We have seen it in the quiet, steady witness of Buddhist monks walking for peace—a simple, embodied prayer moving through public streets. Their steps did not shout. They did not argue. They simply walked, reminding everyone watching that love does not have to be loud to be powerful.
We have seen it in the long, luminous ministry of Jesse Jackson, who reminded a weary nation again and again: it gets dark sometimes, but morning always comes. He showed up in hospital rooms, on picket lines, in forgotten neighborhoods, listening to people’s questions, dignifying their pain, calling them to embodied love. Hope, in his hands, was not naïve optimism. It was disciplined, stubborn carrying of the Light into the dark.
These are not abstract ideas.
They are sparks in real darkness.
And here is the good news: the same Spirit that moved in Nicodemus’ night, the same love that sent Jesus into the world, is moving still.
Ignite the Light does not mean we deny the darkness. It means we refuse to surrender to it.

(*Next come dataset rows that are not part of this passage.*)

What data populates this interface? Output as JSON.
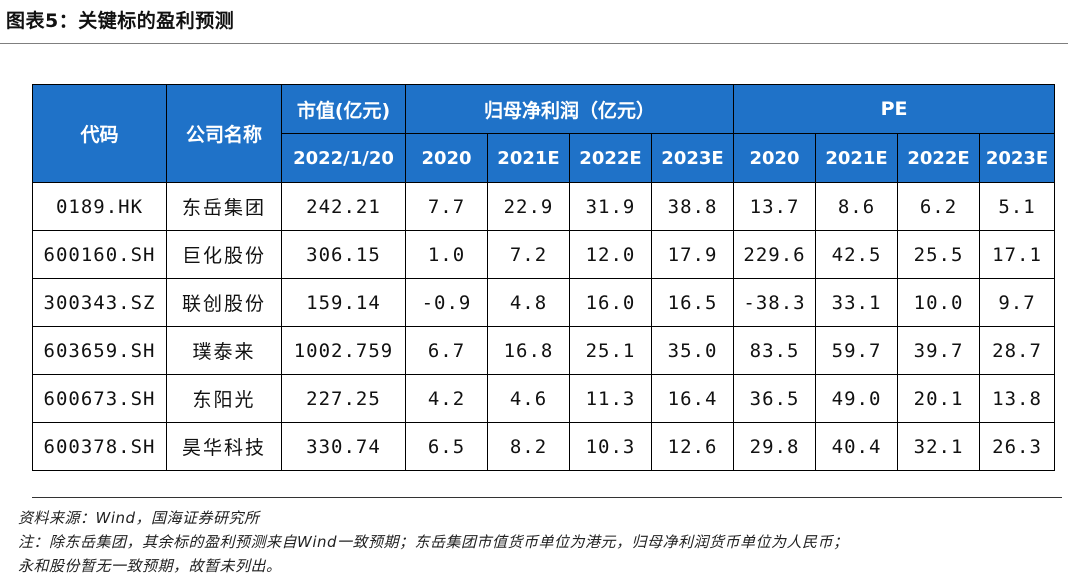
{
  "title": "图表5：关键标的盈利预测",
  "table": {
    "header": {
      "code": "代码",
      "company": "公司名称",
      "market_cap": "市值(亿元)",
      "market_cap_date": "2022/1/20",
      "net_profit": "归母净利润（亿元）",
      "pe": "PE",
      "years": [
        "2020",
        "2021E",
        "2022E",
        "2023E"
      ]
    },
    "rows": [
      {
        "code": "0189.HK",
        "name": "东岳集团",
        "cap": "242.21",
        "np": [
          "7.7",
          "22.9",
          "31.9",
          "38.8"
        ],
        "pe": [
          "13.7",
          "8.6",
          "6.2",
          "5.1"
        ]
      },
      {
        "code": "600160.SH",
        "name": "巨化股份",
        "cap": "306.15",
        "np": [
          "1.0",
          "7.2",
          "12.0",
          "17.9"
        ],
        "pe": [
          "229.6",
          "42.5",
          "25.5",
          "17.1"
        ]
      },
      {
        "code": "300343.SZ",
        "name": "联创股份",
        "cap": "159.14",
        "np": [
          "-0.9",
          "4.8",
          "16.0",
          "16.5"
        ],
        "pe": [
          "-38.3",
          "33.1",
          "10.0",
          "9.7"
        ]
      },
      {
        "code": "603659.SH",
        "name": "璞泰来",
        "cap": "1002.759",
        "np": [
          "6.7",
          "16.8",
          "25.1",
          "35.0"
        ],
        "pe": [
          "83.5",
          "59.7",
          "39.7",
          "28.7"
        ]
      },
      {
        "code": "600673.SH",
        "name": "东阳光",
        "cap": "227.25",
        "np": [
          "4.2",
          "4.6",
          "11.3",
          "16.4"
        ],
        "pe": [
          "36.5",
          "49.0",
          "20.1",
          "13.8"
        ]
      },
      {
        "code": "600378.SH",
        "name": "昊华科技",
        "cap": "330.74",
        "np": [
          "6.5",
          "8.2",
          "10.3",
          "12.6"
        ],
        "pe": [
          "29.8",
          "40.4",
          "32.1",
          "26.3"
        ]
      }
    ]
  },
  "notes": {
    "source": "资料来源：Wind，国海证券研究所",
    "note_line1": "注：除东岳集团，其余标的盈利预测来自Wind一致预期；东岳集团市值货币单位为港元，归母净利润货币单位为人民币；",
    "note_line2": "永和股份暂无一致预期，故暂未列出。"
  }
}
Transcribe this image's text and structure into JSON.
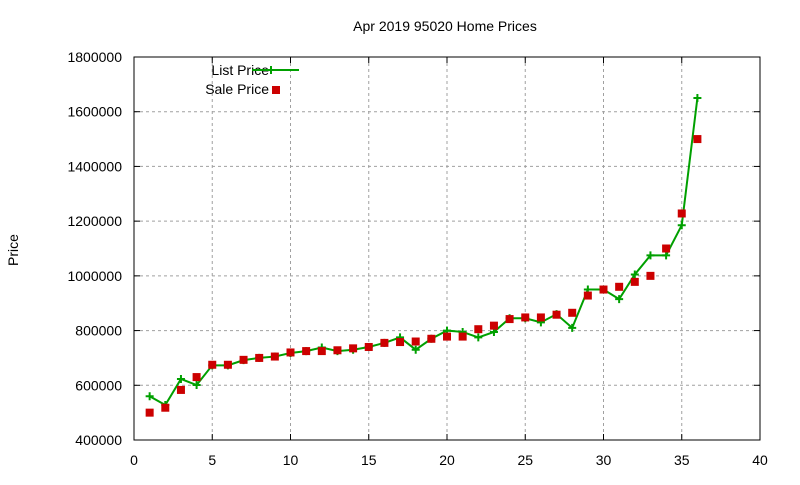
{
  "chart_data": {
    "type": "line",
    "title": "Apr 2019 95020 Home Prices",
    "xlabel": "",
    "ylabel": "Price",
    "xlim": [
      0,
      40
    ],
    "ylim": [
      400000,
      1800000
    ],
    "xticks": [
      0,
      5,
      10,
      15,
      20,
      25,
      30,
      35,
      40
    ],
    "yticks": [
      400000,
      600000,
      800000,
      1000000,
      1200000,
      1400000,
      1600000,
      1800000
    ],
    "grid": true,
    "legend_position": "top-left",
    "x": [
      1,
      2,
      3,
      4,
      5,
      6,
      7,
      8,
      9,
      10,
      11,
      12,
      13,
      14,
      15,
      16,
      17,
      18,
      19,
      20,
      21,
      22,
      23,
      24,
      25,
      26,
      27,
      28,
      29,
      30,
      31,
      32,
      33,
      34,
      35,
      36
    ],
    "series": [
      {
        "name": "List Price",
        "style": "linespoints",
        "color": "#00a000",
        "values": [
          560000,
          528000,
          623000,
          601000,
          673000,
          673000,
          692000,
          700000,
          705000,
          718000,
          725000,
          738000,
          725000,
          730000,
          740000,
          755000,
          775000,
          730000,
          770000,
          800000,
          795000,
          775000,
          795000,
          845000,
          845000,
          830000,
          860000,
          810000,
          950000,
          950000,
          915000,
          1005000,
          1075000,
          1075000,
          1185000,
          1650000
        ]
      },
      {
        "name": "Sale Price",
        "style": "points",
        "color": "#cc0000",
        "values": [
          500000,
          518000,
          583000,
          630000,
          675000,
          675000,
          693000,
          700000,
          705000,
          720000,
          725000,
          725000,
          728000,
          735000,
          740000,
          755000,
          758000,
          760000,
          770000,
          778000,
          778000,
          805000,
          818000,
          842000,
          848000,
          848000,
          858000,
          865000,
          928000,
          950000,
          960000,
          978000,
          1000000,
          1100000,
          1228000,
          1500000
        ]
      }
    ]
  }
}
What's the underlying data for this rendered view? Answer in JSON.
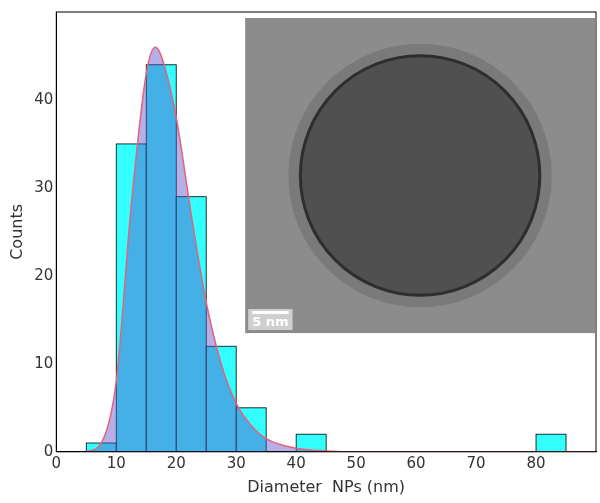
{
  "chart_data": {
    "type": "histogram",
    "x_label": "Diameter  NPs (nm)",
    "y_label": "Counts",
    "bins": [
      5,
      10,
      15,
      20,
      25,
      30,
      35,
      40,
      45,
      50,
      55,
      60,
      65,
      70,
      75,
      80,
      85
    ],
    "counts": [
      1,
      35,
      44,
      29,
      12,
      5,
      0,
      2,
      0,
      0,
      0,
      0,
      0,
      0,
      0,
      2
    ],
    "color": "#33ffff",
    "series": [
      {
        "type": "line",
        "color": "#e8607a",
        "x": [
          5,
          7.5,
          10,
          12.5,
          15,
          16.5,
          17.5,
          20,
          22.5,
          25,
          27.5,
          30,
          32.5,
          35,
          40,
          45,
          50,
          90
        ],
        "values": [
          0,
          1,
          8,
          28,
          43,
          46,
          45,
          38,
          27,
          17,
          10,
          5.5,
          3,
          1.5,
          0.4,
          0.1,
          0,
          0
        ]
      }
    ],
    "xlim": [
      0,
      90
    ],
    "xticks": [
      0,
      10,
      20,
      30,
      40,
      50,
      60,
      70,
      80
    ],
    "ylim": [
      0,
      50
    ],
    "yticks": [
      0,
      10,
      20,
      30,
      40
    ],
    "grid": false,
    "annotations": [
      "5 nm"
    ]
  }
}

Nicodemus does not leave Jesus with all his questions answered. But get this beautiful twist: his story doesn’t end in chapter three.
Near the end of John’s Gospel, after Jesus has been crucified, Nicodemus appears again—this time in daylight—bringing spices to help prepare Jesus’ body for burial.
He moves from academic speculation to embodied love. From confusion to courageous tenderness. From questions to action.
Not because all his questions were resolved. But because somewhere along the way, trust took root. The spark caught.
That is what trust looks like. Not certainty—but movement. The spark becomes action.
God does not wait for us to stop asking questions before God loves us.
God meets us in the questions.
God meets us in the dark.
God meets us and keeps the spark of hope and faith and life burning in us.
That is the gospel.
And that is why we come to this Table.
We do not come to Communion because we have resolved every theological tension. We come because we are hungry for light. We come because we need trust rekindled. We come because love has already moved toward us.
“For God did not send the Son into the world to condemn the world…”
No condemnation here.
Only invitation.
At this table, Christ does not hand us a doctrinal list with boxes to check. He hands us bread. And in that simple act, light passes from hand to hand.
Maybe you feel strong today. Maybe you feel barely glowing. It doesn’t matter. A spark is enough.
Enough to check on a neighbor.
Enough to show up.
Enough to listen.
Enough to bake bread or walk for peace or stand beside someone who is afraid.
Enough to believe that morning will come as we keep working together for what is good.
Nicodemus came at night.
But he kept moving… all the way to the tomb. And if he was there at the tomb, then he was already on his way to resurrection morning.
And the Spirit who moved him is moving us still.
Because the Light shines in the darkness, and the darkness does not overcome it.
So come to the table.
Bring your questions.
Bring your weariness.
Bring your small, flickering hope.
Receive the love of God who believes in you.
And then go —
and be a spark in someone else’s dark.